Head of Ernst & Young’s FinTech department, Imran Gulamhuseinwala, recently asked if anyone was actually using FinTech. His question, whilst flippant in tone, raises a couple of issues with both the conceptual definition and the uncertain future of “FinTech”. The word is a rather nasty portmanteau that covers a broad spectrum of businesses that have attracted around $12 billion worth of investment in the last year alone, ranging from crowdlending platforms to payment software and digital currencies, and then the rest. Advocates of the virtues of FinTech bristle at any suggestion of a repeat of the “Dot-Com” bubble, yet you can’t ignore the sense of déjà vu as every man and his dog tries to get a piece of the action, with valuations skyrocketing as a result. Saying that, the drop in venture capital funding for technology businesses at the end of 2015 looks to continue into 2016, although that will be in “number of transactions” rather than a drop in dollars pledged. Companies and sectors that have ridden the FinTech boom may be first to distance and reinvent themselves should the bubble burst. Efficacy is the name of the game for FinTech, and yet there are worries that software is being developed without a clear sight of what it will actually be used for. That will always be the case with technology, and it isn’t to say that there are plenty of instances where financial technology is working very well. It is therefore ludicrous to suggest nobody is actually using it in one form or another.

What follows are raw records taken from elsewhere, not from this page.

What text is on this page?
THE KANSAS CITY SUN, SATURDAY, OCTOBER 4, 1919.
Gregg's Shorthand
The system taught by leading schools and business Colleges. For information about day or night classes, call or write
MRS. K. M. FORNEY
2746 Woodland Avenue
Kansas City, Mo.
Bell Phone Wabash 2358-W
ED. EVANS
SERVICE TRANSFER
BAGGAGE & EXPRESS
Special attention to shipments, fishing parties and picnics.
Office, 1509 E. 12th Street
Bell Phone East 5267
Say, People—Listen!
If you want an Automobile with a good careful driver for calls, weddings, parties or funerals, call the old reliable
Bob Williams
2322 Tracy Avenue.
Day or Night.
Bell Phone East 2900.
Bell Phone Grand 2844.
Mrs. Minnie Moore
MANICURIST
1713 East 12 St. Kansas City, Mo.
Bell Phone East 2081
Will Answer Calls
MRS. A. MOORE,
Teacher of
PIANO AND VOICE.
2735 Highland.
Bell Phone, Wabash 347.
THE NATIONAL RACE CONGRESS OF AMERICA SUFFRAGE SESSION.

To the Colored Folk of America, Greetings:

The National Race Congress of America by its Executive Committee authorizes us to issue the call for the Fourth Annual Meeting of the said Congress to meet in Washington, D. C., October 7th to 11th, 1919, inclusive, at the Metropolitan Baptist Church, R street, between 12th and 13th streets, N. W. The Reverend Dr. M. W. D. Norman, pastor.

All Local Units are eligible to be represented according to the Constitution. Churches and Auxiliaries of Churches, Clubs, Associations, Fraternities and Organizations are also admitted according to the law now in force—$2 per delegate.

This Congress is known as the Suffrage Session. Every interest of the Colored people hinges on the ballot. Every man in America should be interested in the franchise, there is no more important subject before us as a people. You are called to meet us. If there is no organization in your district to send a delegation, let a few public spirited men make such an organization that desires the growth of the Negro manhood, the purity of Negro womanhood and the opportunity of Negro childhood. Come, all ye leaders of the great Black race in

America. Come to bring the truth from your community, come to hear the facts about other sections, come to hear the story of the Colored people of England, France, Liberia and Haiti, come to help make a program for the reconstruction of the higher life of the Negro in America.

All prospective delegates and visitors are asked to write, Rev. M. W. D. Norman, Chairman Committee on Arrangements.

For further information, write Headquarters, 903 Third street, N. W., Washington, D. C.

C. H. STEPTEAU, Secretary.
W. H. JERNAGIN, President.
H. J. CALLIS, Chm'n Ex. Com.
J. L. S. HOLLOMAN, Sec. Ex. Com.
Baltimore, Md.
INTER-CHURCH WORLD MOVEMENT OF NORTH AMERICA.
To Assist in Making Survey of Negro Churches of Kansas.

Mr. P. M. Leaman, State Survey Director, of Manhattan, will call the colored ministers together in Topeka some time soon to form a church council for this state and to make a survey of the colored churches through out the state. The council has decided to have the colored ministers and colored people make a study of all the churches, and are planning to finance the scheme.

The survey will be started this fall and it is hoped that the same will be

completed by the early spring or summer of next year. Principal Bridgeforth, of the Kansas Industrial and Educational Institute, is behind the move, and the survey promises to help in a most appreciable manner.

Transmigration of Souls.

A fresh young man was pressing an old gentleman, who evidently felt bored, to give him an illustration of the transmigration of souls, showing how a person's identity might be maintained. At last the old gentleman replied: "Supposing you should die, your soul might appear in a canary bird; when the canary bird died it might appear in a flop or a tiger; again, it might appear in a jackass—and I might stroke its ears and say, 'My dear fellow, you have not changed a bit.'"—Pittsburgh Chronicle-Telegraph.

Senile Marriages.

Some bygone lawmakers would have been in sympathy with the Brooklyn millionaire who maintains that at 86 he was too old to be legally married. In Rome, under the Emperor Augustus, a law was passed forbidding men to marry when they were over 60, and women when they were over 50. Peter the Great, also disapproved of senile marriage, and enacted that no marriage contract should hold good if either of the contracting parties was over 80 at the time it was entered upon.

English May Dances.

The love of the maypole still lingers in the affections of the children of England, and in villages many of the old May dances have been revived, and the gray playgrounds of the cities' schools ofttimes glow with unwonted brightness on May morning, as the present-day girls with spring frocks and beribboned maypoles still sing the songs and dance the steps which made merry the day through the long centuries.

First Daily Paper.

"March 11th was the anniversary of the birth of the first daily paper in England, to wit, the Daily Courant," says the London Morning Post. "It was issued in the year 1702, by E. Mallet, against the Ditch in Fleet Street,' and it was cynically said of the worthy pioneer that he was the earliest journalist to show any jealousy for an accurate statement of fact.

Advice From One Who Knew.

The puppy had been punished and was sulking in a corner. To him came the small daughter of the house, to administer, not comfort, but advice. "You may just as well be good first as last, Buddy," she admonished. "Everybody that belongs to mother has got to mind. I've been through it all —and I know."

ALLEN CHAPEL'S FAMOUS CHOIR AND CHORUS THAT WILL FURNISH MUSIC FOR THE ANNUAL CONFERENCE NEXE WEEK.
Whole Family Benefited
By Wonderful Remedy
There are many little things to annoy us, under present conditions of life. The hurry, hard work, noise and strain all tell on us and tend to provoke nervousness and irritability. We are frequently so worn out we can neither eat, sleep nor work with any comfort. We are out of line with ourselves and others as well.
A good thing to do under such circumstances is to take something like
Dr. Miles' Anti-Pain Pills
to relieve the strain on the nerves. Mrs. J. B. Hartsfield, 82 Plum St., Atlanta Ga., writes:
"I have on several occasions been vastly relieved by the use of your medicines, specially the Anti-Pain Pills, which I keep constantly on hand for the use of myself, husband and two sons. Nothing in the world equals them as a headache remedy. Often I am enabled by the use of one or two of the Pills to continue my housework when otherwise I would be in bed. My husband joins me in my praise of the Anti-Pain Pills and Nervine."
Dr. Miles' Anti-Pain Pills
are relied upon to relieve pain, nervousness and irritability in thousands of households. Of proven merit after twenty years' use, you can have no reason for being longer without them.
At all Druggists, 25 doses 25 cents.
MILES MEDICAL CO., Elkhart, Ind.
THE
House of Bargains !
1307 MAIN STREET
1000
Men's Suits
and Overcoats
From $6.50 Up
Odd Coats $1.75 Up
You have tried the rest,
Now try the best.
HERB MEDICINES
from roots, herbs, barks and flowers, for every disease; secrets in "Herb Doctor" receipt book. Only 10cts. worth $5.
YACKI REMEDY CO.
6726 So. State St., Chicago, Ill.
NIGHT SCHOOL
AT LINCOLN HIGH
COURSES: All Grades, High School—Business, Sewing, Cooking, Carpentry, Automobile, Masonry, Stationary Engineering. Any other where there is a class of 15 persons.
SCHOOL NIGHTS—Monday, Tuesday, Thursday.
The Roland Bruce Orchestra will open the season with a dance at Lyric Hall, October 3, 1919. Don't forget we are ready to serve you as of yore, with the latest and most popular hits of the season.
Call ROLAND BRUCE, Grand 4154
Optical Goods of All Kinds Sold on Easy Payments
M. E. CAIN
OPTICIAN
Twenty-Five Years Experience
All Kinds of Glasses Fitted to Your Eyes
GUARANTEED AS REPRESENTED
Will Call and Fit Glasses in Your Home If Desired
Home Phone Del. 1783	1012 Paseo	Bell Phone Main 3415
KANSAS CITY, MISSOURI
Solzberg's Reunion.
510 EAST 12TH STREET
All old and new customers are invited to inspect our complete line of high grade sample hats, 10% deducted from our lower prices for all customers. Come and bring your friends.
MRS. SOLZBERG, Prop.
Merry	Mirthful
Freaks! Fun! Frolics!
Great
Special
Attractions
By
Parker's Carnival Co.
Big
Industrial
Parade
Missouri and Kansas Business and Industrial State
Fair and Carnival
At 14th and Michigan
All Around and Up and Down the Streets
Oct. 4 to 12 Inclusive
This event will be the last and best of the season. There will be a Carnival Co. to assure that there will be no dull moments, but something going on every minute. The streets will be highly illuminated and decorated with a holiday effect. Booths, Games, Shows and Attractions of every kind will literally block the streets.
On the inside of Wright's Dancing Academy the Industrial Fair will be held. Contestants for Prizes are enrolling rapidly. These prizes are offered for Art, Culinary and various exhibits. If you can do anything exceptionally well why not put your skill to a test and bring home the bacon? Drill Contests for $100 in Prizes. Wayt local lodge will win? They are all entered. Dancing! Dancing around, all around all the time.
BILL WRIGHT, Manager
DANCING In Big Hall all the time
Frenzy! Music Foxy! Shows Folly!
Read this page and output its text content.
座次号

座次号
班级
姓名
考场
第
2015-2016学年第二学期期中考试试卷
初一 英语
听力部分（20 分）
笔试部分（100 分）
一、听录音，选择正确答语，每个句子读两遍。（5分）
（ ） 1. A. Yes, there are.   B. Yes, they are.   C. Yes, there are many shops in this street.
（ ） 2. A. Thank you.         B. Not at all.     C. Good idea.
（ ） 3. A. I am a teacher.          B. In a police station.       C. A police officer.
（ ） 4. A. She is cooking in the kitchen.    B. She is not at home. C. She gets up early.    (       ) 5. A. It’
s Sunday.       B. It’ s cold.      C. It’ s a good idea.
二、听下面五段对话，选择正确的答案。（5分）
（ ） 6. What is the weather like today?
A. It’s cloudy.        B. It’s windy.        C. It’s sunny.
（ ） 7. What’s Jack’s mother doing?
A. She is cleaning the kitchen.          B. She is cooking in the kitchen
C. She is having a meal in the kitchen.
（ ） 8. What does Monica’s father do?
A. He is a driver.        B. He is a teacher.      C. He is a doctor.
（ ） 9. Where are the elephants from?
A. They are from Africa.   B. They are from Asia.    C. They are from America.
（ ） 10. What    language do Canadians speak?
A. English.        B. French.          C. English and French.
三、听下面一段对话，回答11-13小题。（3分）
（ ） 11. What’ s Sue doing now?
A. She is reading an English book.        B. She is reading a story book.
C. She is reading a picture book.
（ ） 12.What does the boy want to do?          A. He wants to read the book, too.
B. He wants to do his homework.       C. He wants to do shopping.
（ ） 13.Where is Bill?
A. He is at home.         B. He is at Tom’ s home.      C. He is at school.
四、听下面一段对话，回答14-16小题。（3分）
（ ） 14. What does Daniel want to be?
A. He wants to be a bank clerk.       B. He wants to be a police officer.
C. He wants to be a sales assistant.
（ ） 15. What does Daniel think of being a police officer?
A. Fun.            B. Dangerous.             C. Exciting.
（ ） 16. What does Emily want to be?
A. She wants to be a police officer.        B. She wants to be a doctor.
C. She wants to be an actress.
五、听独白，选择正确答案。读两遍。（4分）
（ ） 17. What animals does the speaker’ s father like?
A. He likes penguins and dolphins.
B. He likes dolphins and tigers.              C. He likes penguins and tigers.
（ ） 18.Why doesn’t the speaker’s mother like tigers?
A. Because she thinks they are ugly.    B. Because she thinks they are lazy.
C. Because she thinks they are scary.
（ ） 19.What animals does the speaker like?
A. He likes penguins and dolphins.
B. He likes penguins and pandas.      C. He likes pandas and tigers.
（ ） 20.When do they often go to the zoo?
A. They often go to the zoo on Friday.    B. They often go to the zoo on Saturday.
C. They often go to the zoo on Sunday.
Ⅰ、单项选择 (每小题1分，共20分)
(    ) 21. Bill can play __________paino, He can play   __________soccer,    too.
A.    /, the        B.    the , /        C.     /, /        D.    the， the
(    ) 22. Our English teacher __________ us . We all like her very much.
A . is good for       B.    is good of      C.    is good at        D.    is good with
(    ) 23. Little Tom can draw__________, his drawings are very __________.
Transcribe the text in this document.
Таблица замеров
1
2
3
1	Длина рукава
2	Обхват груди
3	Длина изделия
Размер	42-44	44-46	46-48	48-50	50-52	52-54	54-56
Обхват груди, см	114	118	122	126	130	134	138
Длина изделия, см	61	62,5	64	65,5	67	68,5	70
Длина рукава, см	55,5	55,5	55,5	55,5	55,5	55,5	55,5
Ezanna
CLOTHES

It is true that reviews of FinTech tend to come from the providers extolling the virtues of the technology, rather than from actual users. However, accountancy firm Ernst & Young produced a survey revealing that 14.3% of UK “digitally active customers” are using FinTech; one in seven isn’t a bad ratio for a nascent industry and leaves room for more involvement, which will continue the growth. Whilst there is certainly a supply glut, the payments sector will trim itself down through a simple process of “survival of the fittest”, and in the peer-to-peer lending and crowdfunding spaces there will have to be a more painful process of consolidation. “Democratisation” away from the banks will be through competitors with brands stronger than their balance sheets: more Funding Circle’s and Ratesetter’s, in other words. Standard & Poor’s December report on “The Future of Banking: How FinTech Could Disrupt Bank Ratings” alludes to as much; the big banks will swallow up the smaller fry by saying that “acquisitions will largely be limited to small players, especially in light of strengthened regulatory capital requirements for banks, and gaps in valuation metrics between FinTech players and banks”.
Kadhim Shubber’s response to the S&P report for FTAlphaville raises some good points, but I take issue with the general tone of the article which seems to belittle financial technology as a series of potholes that littler the smooth tarmacked autobahn of banking brilliance. I agree that “the largely unregulated nature of FinTech at some point is likely to come back to bite”; however he doesn’t mention the willingness of FinTech businesses to be regulated. FCA regulation may come sooner rather than later in Peer to Peer Lending, something that the naysayers have also taken umbrage with, arguing that the FCA has forgone its primary role as the strictest of regulators in order to help shift business away from the banks; he may have a point there. Yet FinTech, for Shubber, is a just a nifty opportunity for savvy entrepreneurs to get rich before the banks step in to clean up the competition. FinTech companies wear “big, frightening costumes in an attempt to scare established players into taking you out, at a hefty premium of course.” He cynically portrays the partnership between OnDeck and JP Morgan as an example of a FinTech company “eager to offer up their technologies to large banks who are willing to give them the credibility of a partnership”, instead of a bank seeking to evolve with the times and in doing so putting itself ahead of many of its peers. Read this article published by Reuters for a fairer view of the JP Morgan/On Deck deal than Mr Shubber provides us with. Nobody in their right mind believes the waffle the FinTech will “kill off” the banks; they are already working alongside each other or in partnership and long may it continue.